Despite a strong demand growth of 10-11% in 2010 and the signs of recovery that have emerged since November 2009, a slower-than-expected recovery in real estate, together with an expected withdrawal of the fiscal stimulus, could potentially hold back growth in the Indian cement sector, according to rating major Fitch. The rating agency has taken a stable-to-negative outlook on the Indian cement industry in 2010 in the wake of record high capacity additions (especially in south and north India) and a significant decline in prices in the second half of 2009.

Fitch expects about 50 million metric tonne (mt) of capacity additions in 2010, if the total capacity is close to 300 million tonne. This expansion, if commissioned in time, will reduce capacity utilisation rates to about 75%, thereby capping any significant upside in prices. Pricing pressures will also continue, with increased pressure on utilisation rates and greater fragmentation of production?with many small players increasing capacity to become mid-sized players, thereby intensifying competition and reducing supplier discipline, says Fitch.

The regional variations in prices should continue?with the South being the most vulnerable and the North and the West being relatively resilient. The profitability of most producers should come down further in 2010 from the highs seen in mid-2009, as coal and freight costs have risen and cement prices are expected to stabilise at much lower than the peak levels.

Fitch, however, notes that a strong demand growth and a delay in commissioning new capacity may cushion the hit to some extent. The agency feels that large producers with strong balance sheets and improved cost structures should be able to present a stable credit profile in 2010 and be better equipped to withstand an industry slowdown than their peers with higher cost structures. Deterioration in credit profiles will be seen by smaller players that are conducting (or have announced) plans for significant capacity expansion.

Although demand conditions are expected to be strong and prices stable at higher than current levels, Fitch expects cement manufacturers to face relatively higher pressures on cash flow through 2010. Free cash flow (FCF) should continue to be negative for companies in the midst of significant capacity expansion. The comfortable liquidity scenario, seen in the last few years, may moderate, with increasing fund requirements for ongoing capex.

Interest coverage trends are also expected to show a declining trend, in line with declining profitability and an increase in debt service requirements. In the wake of recent lows in prices and looming overcapacities, cement manufacturers may take a less aggressive approach on ongoing expansion and defer greenfield expansions?especially those coming up between 2011 and 2013.

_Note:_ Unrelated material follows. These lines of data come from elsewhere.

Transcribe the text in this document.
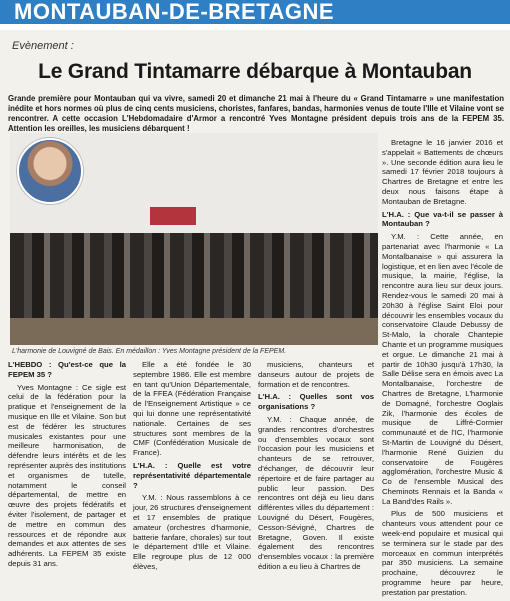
MONTAUBAN-DE-BRETAGNE
Evènement :
Le Grand Tintamarre débarque à Montauban
Grande première pour Montauban qui va vivre, samedi 20 et dimanche 21 mai à l'heure du « Grand Tintamarre » une manifestation inédite et hors normes où plus de cinq cents musiciens, choristes, fanfares, bandas, harmonies venus de toute l'Ille et Vilaine vont se rencontrer. A cette occasion L'Hebdomadaire d'Armor a rencontré Yves Montagne président depuis trois ans de la FEPEM 35. Attention les oreilles, les musiciens débarquent !
L'harmonie de Louvigné de Bais. En médaillon : Yves Montagne président de la FEPEM.

L'HEBDO : Qu'est-ce que la FEPEM 35 ?

Yves Montagne : Ce sigle est celui de la fédération pour la pratique et l'enseignement de la musique en Ille et Vilaine. Son but est de fédérer les structures musicales existantes pour une meilleure harmonisation, de défendre leurs intérêts et de les représenter auprès des institutions et organismes de tutelle, notamment le conseil départemental, de mettre en œuvre des projets fédératifs et éviter l'isolement, de partager et de mettre en commun des ressources et de répondre aux demandes et aux attentes de ses adhérents. La FEPEM 35 existe depuis 31 ans.

Elle a été fondée le 30 septembre 1986. Elle est membre en tant qu'Union Départementale, de la FFEA (Fédération Française de l'Enseignement Artistique » ce qui lui donne une représentativité nationale. Certaines de ses structures sont membres de la CMF (Confédération Musicale de France).

L'H.A. : Quelle est votre représentativité départementale ?

Y.M. : Nous rassemblons à ce jour, 26 structures d'enseignement et 17 ensembles de pratique amateur (orchestres d'harmonie, batterie fanfare, chorales) sur tout le département d'Ille et Vilaine. Elle regroupe plus de 12 000 élèves,

musiciens, chanteurs et danseurs autour de projets de formation et de rencontres.

L'H.A. : Quelles sont vos organisations ?

Y.M. : Chaque année, de grandes rencontres d'orchestres ou d'ensembles vocaux sont l'occasion pour les musiciens et chanteurs de se retrouver, d'échanger, de découvrir leur répertoire et de faire partager au public leur passion. Des rencontres ont déjà eu lieu dans différentes villes du département : Louvigné du Désert, Fougères, Cesson-Sévigné, Chartres de Bretagne, Goven. Il existe également des rencontres d'ensembles vocaux : la première édition a eu lieu à Chartres de

Bretagne le 16 janvier 2016 et s'appelait « Battements de chœurs ». Une seconde édition aura lieu le samedi 17 février 2018 toujours à Chartres de Bretagne et entre les deux nous faisons étape à Montauban de Bretagne.

L'H.A. : Que va-t-il se passer à Montauban ?

Y.M. : Cette année, en partenariat avec l'harmonie « La Montalbanaise » qui assurera la logistique, et en lien avec l'école de musique, la mairie, l'église, la rencontre aura lieu sur deux jours. Rendez-vous le samedi 20 mai à 20h30 à l'église Saint Eloi pour découvrir les ensembles vocaux du conservatoire Claude Debussy de St-Malo, la chorale Chantepie Chante et un programme musiques et orgue. Le dimanche 21 mai à partir de 10h30 jusqu'à 17h30, la Salle Délise sera en émois avec La Montalbanaise, l'orchestre de Chartres de Bretagne, L'harmonie de Domagné, l'orchestre Ooglais Zik, l'harmonie des écoles de musique de Liffré-Cormier communauté et de l'IC, l'harmonie St-Martin de Louvigné du Désert, l'harmonie René Guizien du conservatoire de Fougères agglomération, l'orchestre Music & Co de l'ensemble Musical des Cheminots Rennais et la Banda « La Band'des Rails ».

Plus de 500 musiciens et chanteurs vous attendent pour ce week-end populaire et musical qui se terminera sur le stade par des morceaux en commun interprétés par 350 musiciens. La semaine prochaine, découvrez le programme heure par heure, prestation par prestation.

It would be interesting to see if the improvement in demand continues once these packages are taken back. Most players have focussed on improving their cost structures and strengthening their balance sheets in the last few years and can therefore, withstand a slowdown in the industry without a substantial alteration in their credit profiles.

According to Fitch, until H109, the sector had benefitted from the strong demand from construction, infrastructure and real estate. However, from Q309, with new capacity being commissioned, prices have come down considerably (by 10-30%, depending upon the region) from the peak levels reached in June 2009, with capacity utilisation levels expected to fall to about 75% by end-2010 from about 87% in 2009.

With existing capacity of approximately 250 million tonne as of December 2009, an increase in demand is not expected to have any further major impact on prices. There are a number of investments in the pipeline, including brownfield as well as greenfield projects. While some of the greenfield capacity may get delayed, Fitch expects about 50 million tonne capacity to be added in 2010?which may result in a significant surplus in the country by end-2010.